By the time she was back at the car, Jules felt defeated. She couldn’t stop the mine from ruining an entire town — no, the entire ecosystem of a river, across two states — and she’d been shitty to Seth. Maybe he had only asked her out to get her help, but after spending some time in this beautiful, wild place, she was less angry. After all, people would do anything to protect their homes.
As their SUV approached town, Jules’s phone suddenly buzzed in her pocket, then it buzzed again and again. She pulled it out to discover that she had seven missed calls and two new voicemails.
All from Seth.
I guess we were out of cell range, she thought.
“Can I just drop you at the RV park?” Gilbert asked. “I’d like to get back to the hotel before it’s dark.”
Jules managed not to roll her eyes, and just agreed.
She was in the RV and listening to the voicemail before Gilbert had even pulled back onto the highway.
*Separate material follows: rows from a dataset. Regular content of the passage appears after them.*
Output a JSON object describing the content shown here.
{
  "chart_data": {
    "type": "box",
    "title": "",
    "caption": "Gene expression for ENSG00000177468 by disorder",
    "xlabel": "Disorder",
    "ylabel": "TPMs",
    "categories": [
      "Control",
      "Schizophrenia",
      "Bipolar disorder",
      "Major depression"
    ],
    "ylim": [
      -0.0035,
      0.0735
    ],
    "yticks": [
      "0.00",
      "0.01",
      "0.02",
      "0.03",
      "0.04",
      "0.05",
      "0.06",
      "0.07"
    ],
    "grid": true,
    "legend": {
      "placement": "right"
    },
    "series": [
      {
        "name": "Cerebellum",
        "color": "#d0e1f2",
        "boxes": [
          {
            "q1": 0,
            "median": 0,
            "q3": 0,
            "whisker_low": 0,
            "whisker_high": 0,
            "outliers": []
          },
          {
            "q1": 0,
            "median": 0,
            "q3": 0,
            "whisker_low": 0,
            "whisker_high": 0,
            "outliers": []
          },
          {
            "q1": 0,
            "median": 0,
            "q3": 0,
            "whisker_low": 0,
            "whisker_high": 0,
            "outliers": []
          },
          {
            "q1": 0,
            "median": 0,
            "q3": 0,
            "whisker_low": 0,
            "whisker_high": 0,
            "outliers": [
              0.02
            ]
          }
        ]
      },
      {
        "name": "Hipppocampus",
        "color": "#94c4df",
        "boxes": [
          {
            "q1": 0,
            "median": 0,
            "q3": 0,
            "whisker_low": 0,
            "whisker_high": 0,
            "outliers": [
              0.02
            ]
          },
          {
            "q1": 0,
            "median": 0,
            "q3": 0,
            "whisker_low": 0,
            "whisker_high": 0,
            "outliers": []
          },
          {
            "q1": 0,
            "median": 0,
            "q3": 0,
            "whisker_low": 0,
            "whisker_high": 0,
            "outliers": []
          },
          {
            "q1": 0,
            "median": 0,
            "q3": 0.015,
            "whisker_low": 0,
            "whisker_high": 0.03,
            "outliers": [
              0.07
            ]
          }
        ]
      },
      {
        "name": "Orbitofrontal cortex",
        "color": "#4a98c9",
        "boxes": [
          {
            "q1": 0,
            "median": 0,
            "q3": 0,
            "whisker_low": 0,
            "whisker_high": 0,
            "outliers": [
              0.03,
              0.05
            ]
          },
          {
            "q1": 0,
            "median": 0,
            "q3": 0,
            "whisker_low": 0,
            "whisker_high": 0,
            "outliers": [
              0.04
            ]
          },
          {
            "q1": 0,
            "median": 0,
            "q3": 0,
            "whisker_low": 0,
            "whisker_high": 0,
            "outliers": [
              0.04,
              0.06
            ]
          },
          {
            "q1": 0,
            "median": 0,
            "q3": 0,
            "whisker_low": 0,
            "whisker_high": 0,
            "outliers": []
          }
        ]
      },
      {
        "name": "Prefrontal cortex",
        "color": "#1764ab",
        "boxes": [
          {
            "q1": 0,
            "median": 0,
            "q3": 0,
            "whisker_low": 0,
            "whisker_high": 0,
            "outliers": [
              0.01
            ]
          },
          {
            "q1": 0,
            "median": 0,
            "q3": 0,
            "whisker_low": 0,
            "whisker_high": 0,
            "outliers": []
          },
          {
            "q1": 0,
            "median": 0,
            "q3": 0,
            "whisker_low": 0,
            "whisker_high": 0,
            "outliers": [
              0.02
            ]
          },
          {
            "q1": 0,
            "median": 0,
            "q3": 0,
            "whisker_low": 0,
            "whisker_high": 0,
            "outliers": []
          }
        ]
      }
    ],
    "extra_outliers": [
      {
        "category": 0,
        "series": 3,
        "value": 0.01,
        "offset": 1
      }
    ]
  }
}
“Jules, I’m so sorry,” the first one began. “To be honest, I’m not really sure what happened, but if it was something I did, just tell me what it was and I’ll apologize. I swear. Other than that, I had a really good time last night, and thought that maybe I could see you again before you left, though I have to drive to Salt Lake City tonight, so tonight’s out. Call me back. Please.”
Next voicemail.
“Hi, Jules, it’s Seth again. I’m leaving for Salt Lake as soon as I get home from work, but I wanted to see if I could reach you before then. If you get this, give me a call, please, and if I don’t answer I’m probably just not in cell range.”